The fake system message can be used for clickjacking and Ransomware. The clickjacking is particularly bad since we can hijack a click to approve location permissions or start a phone call. Overall, interesting research into bypassing the permission boundaries of the Android eco-system.

While reviewing the Java standard library, the author came across a strange attack surface: a custom JIT compiler for XSLT programs. The reason this looked so juicy was that this was exposed to remote attackers during XML signature verification with things like SAML used for SSO.

While most signature schemes work on a raw byte stream, XML signatures operate on a standard known as XMLDsig. This protocol attempts to be robust against small changes to the signed document, such as white space changes and other things.

The signature appears in its own XML tag within the document with many special fields including the information that is signed, information about the key and many other things. The verification is done in two steps: reference validation (transforms on the document itself) and signature validation.

When looking at the transforming supported by XMLDsig, there is a format called Extensible Stylesheet Language Transformations (XSLT). This is a programmaging language with the purpose of modifying an existing XML language. It can do things like request remote data, edit the document itself and do other things.

In Java, the signature verification is done then the transformations occur. Java will iterate through each of the transformations and perform them on the XML document. This calls a module called XSLTC, which is a XSLT compiler from the Apache Xalan project.

The compilation takes in the XSLT stylesheet as input and returns a JIT'ed Java class. The JVM loads this class, constructs it and runs the executable as code. The library depends on the Apache Byte Code Engineering Library (BCEL) to dynamically create the Java classes. Constants get stored in the constant pool and smaller integers get stored on inline.

The constant pool is only 2 bytes in size. However, neither XSLTC nor BCEL considers this constraint, leading to an integer overflow at 65535 entries. When JIT'ing the program, BCEL writes the internal class representation with all of the constants but the length is truncated.

Practically, an attacker has the constant_pool_count at a small value, meaning that the rest of the pool will be interpreted as method and attribute definitions. The pool starts with a 1 byte tag describing the type of constant, which is followed by the actual data. How do we exploit this though!?

There's no dynamically sized value with complete controlled content. Although there are strings, they are in a modified UTF-8 without nullbytes. The field CONSTANT_DOUBLE can be used to create floats with nearly arbitrary content. This gives quite a bit of control but every other byte is 0x6 still because of the field directly AFTER the constant pool.

To make this work, we need to spoof the metadata fields after the pool properly.
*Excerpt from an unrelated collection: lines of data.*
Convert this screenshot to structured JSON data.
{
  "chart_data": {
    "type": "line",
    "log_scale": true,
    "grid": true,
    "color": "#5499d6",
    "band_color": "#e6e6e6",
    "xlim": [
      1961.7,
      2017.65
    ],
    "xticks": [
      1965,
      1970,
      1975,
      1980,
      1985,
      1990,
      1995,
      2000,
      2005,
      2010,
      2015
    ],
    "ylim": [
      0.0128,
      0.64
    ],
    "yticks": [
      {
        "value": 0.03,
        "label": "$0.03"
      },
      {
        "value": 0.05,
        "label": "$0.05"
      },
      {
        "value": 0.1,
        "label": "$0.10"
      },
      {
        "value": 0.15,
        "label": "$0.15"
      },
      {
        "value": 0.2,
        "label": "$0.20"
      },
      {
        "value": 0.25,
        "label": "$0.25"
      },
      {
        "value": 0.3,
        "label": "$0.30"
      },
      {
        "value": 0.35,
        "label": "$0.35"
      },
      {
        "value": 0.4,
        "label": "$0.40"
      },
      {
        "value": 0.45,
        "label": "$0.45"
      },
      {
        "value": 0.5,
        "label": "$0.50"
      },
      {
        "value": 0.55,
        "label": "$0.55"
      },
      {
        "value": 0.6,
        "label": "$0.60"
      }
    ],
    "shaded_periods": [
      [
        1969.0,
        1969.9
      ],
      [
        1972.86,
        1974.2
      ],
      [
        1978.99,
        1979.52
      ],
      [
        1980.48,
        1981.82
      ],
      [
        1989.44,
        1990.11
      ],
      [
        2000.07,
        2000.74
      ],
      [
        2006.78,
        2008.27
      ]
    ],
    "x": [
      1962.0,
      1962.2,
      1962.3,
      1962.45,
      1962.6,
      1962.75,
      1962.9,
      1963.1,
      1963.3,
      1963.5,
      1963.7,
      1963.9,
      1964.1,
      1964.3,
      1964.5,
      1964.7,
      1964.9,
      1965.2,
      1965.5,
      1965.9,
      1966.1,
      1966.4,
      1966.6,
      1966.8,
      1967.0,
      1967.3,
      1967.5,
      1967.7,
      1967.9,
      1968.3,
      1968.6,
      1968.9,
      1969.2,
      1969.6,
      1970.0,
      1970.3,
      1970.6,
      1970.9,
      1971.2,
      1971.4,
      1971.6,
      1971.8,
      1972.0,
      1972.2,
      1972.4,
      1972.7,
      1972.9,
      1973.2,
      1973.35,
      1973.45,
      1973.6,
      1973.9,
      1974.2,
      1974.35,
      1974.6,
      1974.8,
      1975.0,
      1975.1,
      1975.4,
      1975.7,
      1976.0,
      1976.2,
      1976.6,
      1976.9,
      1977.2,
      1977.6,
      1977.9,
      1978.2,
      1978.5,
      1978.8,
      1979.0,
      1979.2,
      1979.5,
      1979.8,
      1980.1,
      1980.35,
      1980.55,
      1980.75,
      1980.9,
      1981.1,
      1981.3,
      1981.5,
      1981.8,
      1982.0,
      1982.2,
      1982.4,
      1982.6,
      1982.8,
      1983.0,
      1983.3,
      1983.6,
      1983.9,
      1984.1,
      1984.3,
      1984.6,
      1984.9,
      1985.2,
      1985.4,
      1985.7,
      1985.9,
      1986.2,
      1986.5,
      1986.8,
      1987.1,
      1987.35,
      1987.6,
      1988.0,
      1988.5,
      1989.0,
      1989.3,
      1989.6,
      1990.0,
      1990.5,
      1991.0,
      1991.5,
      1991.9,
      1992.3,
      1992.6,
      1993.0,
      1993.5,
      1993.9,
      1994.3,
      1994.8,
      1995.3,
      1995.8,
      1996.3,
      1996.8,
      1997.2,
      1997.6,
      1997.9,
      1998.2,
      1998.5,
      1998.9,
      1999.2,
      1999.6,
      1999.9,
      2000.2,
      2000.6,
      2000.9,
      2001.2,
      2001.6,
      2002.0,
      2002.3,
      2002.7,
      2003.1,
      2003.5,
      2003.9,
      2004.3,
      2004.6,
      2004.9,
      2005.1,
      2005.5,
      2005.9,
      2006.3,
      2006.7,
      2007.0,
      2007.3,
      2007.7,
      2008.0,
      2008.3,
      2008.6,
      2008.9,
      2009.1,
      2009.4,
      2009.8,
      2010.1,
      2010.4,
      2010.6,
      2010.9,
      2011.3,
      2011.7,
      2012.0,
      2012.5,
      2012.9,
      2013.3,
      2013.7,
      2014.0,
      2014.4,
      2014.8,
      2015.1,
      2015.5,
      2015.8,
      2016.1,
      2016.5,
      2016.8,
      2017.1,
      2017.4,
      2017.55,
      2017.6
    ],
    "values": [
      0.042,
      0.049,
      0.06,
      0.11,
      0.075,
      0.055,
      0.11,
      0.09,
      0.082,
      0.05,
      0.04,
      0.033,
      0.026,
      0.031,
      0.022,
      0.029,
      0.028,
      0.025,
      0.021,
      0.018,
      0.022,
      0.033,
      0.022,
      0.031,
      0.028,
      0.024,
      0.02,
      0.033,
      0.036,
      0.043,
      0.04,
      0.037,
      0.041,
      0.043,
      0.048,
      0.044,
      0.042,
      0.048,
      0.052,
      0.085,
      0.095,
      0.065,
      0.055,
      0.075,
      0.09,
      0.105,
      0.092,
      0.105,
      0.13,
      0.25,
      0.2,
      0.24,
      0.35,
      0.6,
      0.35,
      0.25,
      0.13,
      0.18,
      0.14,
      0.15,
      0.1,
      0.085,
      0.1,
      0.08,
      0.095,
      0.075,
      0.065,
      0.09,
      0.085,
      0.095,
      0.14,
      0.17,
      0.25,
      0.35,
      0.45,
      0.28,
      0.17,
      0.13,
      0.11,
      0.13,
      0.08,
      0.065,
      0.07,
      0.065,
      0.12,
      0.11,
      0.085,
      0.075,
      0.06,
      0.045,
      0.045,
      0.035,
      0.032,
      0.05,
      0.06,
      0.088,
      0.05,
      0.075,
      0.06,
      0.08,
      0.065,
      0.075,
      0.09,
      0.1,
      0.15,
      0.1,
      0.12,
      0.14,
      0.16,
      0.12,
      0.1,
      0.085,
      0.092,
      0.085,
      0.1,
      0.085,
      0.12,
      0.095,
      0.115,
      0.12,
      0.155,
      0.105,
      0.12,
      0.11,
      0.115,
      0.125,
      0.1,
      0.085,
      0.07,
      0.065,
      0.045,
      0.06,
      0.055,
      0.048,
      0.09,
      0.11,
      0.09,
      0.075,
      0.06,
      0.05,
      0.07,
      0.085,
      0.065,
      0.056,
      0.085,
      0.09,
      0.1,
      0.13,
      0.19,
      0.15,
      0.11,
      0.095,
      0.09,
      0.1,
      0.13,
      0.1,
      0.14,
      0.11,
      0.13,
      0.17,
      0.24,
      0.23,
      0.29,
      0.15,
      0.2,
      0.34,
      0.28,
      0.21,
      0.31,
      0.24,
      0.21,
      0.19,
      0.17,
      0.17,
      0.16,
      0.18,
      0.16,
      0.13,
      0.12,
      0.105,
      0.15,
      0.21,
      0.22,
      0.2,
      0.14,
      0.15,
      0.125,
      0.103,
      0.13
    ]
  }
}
With deep knowledge, about the fields (and much trial and error) Felix had a good way to spoof it using a combination of UTF-8 entries and doubles. With the initial headers made, we can get to the interesting part of the class file definition: the methods table - the methods and bytecode definitions.

To add the proper code, we need to align ourselves properly to create the code for a constructor. With this, we can set the bytecode of a function that will be executed. Additionally, to reference classes in Java, we can include an XSLT snippet. Boom, code execution!

The Java SDK will verify then run. So, what's the big deal? If an attacker can set their own key, which is particularly common with multi-tenant SAML, then this code path can still be hit. Additionally, secureValidation forbids the usage of XLST transformations in code but is turned off by default.

Overall, an amazing post. A few good things I learned from this:

• Studying technology for unknown but powerful attack surfaces is worth the effort.
• Error tolerant systems are much easier to exploit. Things with strict exits on errors are harder to do with limited primitives
• Memory safe languages still suffer from many problems, including issues with integers, as shown in this post.